The revised criteria aren't being received any better.

"Its use will result in untreated disease and unnecessary death," said Dr. Michael Harbut, who worked on the thoracic society's criteria.

"I've diagnosed and treated over 10,000 patients for asbestosis and asbestos cancers over the past 20 years. And under this criteria, the United States Senate would dismiss about 85 percent of them as apparently having something else," said Harbut, co-director of the National Center for Vermiculite and Asbestos-Related Cancers at Michigan's Karmanos Cancer Institute. "The bill's criteria violate medicine's first oath - to first do no harm."

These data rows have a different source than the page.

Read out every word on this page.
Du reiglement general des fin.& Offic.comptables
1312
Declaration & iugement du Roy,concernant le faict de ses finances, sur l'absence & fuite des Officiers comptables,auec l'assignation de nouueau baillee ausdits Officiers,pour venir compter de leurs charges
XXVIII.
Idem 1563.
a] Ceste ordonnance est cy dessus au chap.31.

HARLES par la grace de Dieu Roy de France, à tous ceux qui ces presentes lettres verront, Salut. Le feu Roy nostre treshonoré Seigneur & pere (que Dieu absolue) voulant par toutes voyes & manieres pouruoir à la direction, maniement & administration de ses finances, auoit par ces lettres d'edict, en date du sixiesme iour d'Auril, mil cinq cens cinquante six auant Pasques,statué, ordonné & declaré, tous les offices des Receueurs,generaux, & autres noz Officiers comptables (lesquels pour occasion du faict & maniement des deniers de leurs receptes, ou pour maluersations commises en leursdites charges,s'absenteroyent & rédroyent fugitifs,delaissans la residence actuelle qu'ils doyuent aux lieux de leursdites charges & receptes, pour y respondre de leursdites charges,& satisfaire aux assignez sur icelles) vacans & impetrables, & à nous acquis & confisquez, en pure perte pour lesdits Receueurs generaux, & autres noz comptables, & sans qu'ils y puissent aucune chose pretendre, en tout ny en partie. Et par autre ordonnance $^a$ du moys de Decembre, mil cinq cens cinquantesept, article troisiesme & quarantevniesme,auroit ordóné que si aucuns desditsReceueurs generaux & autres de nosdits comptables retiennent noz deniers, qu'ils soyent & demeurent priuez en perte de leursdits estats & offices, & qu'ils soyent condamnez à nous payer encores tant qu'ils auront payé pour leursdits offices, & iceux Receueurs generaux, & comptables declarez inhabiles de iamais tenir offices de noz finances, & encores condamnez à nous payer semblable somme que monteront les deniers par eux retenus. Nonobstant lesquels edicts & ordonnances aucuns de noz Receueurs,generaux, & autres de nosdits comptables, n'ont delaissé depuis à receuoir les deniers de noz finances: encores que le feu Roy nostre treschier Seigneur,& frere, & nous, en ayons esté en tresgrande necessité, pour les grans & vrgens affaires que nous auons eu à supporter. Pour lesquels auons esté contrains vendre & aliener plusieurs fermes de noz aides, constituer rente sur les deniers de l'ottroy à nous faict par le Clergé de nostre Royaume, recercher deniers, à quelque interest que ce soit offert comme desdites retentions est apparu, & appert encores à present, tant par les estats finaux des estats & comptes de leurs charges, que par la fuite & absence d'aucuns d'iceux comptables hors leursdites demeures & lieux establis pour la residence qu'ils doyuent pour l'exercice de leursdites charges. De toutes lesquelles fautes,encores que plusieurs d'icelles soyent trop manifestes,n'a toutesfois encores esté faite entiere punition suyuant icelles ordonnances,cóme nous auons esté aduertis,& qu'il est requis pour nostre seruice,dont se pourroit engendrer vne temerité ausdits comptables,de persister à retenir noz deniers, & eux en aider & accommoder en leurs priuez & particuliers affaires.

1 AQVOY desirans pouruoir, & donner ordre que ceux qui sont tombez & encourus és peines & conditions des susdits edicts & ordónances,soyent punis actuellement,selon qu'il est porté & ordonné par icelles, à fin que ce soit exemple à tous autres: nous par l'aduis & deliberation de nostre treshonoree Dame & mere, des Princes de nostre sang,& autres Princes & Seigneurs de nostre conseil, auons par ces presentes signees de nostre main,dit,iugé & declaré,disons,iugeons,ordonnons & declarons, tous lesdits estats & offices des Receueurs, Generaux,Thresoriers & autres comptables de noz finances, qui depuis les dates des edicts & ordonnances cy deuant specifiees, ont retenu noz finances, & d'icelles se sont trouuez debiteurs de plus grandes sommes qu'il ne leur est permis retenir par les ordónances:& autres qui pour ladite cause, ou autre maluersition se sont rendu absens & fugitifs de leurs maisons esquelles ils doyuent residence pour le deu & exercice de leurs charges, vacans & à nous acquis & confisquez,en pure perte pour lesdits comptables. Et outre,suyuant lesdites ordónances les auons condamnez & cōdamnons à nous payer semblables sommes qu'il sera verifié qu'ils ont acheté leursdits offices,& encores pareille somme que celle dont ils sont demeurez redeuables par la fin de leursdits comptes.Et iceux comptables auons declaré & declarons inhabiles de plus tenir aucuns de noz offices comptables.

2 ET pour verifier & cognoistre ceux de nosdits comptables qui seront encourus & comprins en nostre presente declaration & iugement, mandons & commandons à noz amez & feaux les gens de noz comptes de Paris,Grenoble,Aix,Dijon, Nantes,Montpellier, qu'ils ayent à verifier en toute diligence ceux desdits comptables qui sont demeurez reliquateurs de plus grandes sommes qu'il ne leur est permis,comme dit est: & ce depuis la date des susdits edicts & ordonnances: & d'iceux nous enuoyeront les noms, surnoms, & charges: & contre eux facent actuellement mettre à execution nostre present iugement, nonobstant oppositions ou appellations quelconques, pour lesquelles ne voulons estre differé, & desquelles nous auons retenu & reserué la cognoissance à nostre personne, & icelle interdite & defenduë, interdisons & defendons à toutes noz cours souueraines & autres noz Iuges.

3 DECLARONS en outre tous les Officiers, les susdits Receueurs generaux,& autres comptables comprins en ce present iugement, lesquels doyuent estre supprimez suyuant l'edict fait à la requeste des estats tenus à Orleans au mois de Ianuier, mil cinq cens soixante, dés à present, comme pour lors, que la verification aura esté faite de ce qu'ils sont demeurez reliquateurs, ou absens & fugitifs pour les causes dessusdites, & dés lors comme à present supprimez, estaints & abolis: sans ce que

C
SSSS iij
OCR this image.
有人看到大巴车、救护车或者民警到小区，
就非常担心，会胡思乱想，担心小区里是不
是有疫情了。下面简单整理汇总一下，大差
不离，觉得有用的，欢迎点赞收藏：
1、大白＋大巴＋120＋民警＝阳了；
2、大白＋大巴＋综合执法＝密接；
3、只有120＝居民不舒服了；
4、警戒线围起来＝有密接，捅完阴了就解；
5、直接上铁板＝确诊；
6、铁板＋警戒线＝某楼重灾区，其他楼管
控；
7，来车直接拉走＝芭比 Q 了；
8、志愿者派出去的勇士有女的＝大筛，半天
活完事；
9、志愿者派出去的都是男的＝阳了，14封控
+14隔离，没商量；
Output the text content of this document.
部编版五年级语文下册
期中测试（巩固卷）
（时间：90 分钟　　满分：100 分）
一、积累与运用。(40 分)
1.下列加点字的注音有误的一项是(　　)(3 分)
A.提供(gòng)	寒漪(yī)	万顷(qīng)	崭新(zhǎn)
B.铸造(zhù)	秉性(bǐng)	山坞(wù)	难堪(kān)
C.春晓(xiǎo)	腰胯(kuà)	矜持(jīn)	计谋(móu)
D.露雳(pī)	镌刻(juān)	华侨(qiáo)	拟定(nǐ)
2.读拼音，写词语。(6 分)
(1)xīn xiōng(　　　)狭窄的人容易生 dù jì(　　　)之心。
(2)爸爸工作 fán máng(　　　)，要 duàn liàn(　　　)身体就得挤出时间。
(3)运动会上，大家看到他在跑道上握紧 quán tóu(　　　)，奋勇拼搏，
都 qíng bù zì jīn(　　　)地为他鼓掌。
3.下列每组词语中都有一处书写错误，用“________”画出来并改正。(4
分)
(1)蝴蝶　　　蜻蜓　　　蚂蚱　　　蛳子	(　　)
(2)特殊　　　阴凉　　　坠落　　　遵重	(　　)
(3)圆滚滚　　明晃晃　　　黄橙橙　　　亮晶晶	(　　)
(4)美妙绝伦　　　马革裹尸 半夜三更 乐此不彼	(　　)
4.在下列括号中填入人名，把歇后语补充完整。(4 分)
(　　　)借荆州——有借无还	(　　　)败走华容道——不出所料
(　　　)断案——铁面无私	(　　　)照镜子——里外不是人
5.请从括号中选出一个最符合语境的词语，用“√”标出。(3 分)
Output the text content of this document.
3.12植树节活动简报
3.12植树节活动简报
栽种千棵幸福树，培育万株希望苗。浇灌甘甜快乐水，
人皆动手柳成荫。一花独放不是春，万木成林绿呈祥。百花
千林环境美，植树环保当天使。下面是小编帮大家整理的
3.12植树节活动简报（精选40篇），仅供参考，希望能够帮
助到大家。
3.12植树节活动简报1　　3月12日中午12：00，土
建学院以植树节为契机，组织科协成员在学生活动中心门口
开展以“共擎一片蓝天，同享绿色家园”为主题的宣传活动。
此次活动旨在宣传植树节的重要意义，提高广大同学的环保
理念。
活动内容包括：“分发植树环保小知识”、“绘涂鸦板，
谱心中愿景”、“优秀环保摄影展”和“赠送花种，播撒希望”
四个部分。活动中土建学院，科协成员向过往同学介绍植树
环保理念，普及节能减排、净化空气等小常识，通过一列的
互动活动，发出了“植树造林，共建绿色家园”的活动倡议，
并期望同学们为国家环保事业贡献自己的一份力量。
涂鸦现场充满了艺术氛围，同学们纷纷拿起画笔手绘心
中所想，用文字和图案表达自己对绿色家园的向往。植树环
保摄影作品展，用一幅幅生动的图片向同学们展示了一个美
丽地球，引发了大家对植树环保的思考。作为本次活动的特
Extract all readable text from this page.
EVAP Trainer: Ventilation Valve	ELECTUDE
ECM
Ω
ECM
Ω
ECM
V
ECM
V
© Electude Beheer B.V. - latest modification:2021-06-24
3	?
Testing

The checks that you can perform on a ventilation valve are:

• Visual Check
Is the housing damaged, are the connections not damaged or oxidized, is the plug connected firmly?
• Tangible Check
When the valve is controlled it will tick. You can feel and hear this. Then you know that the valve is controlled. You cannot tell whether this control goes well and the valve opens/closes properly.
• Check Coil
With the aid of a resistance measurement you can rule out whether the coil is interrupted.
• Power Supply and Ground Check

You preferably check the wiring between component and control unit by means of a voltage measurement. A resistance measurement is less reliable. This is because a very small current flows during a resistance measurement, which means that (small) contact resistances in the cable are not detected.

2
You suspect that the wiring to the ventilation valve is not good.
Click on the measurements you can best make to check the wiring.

"We're being asked to do a pretty radical thing here - to tell people, who've become ill because of asbestos exposure, that they can no longer seek justice in court," said Democratic Sen. Joseph R. Biden Jr. of Delaware, who sits on the Judiciary Committee. "This new bill amounts to little more than tinkering around the edges with legislation that is fundamentally flawed. To the extent it makes changes, it harms victims more than it helps."

In a briefing for Senate staff members and the media scheduled for today, several medical experts will discuss the criteria and the value of the cancer findings by the Institute of Medicine.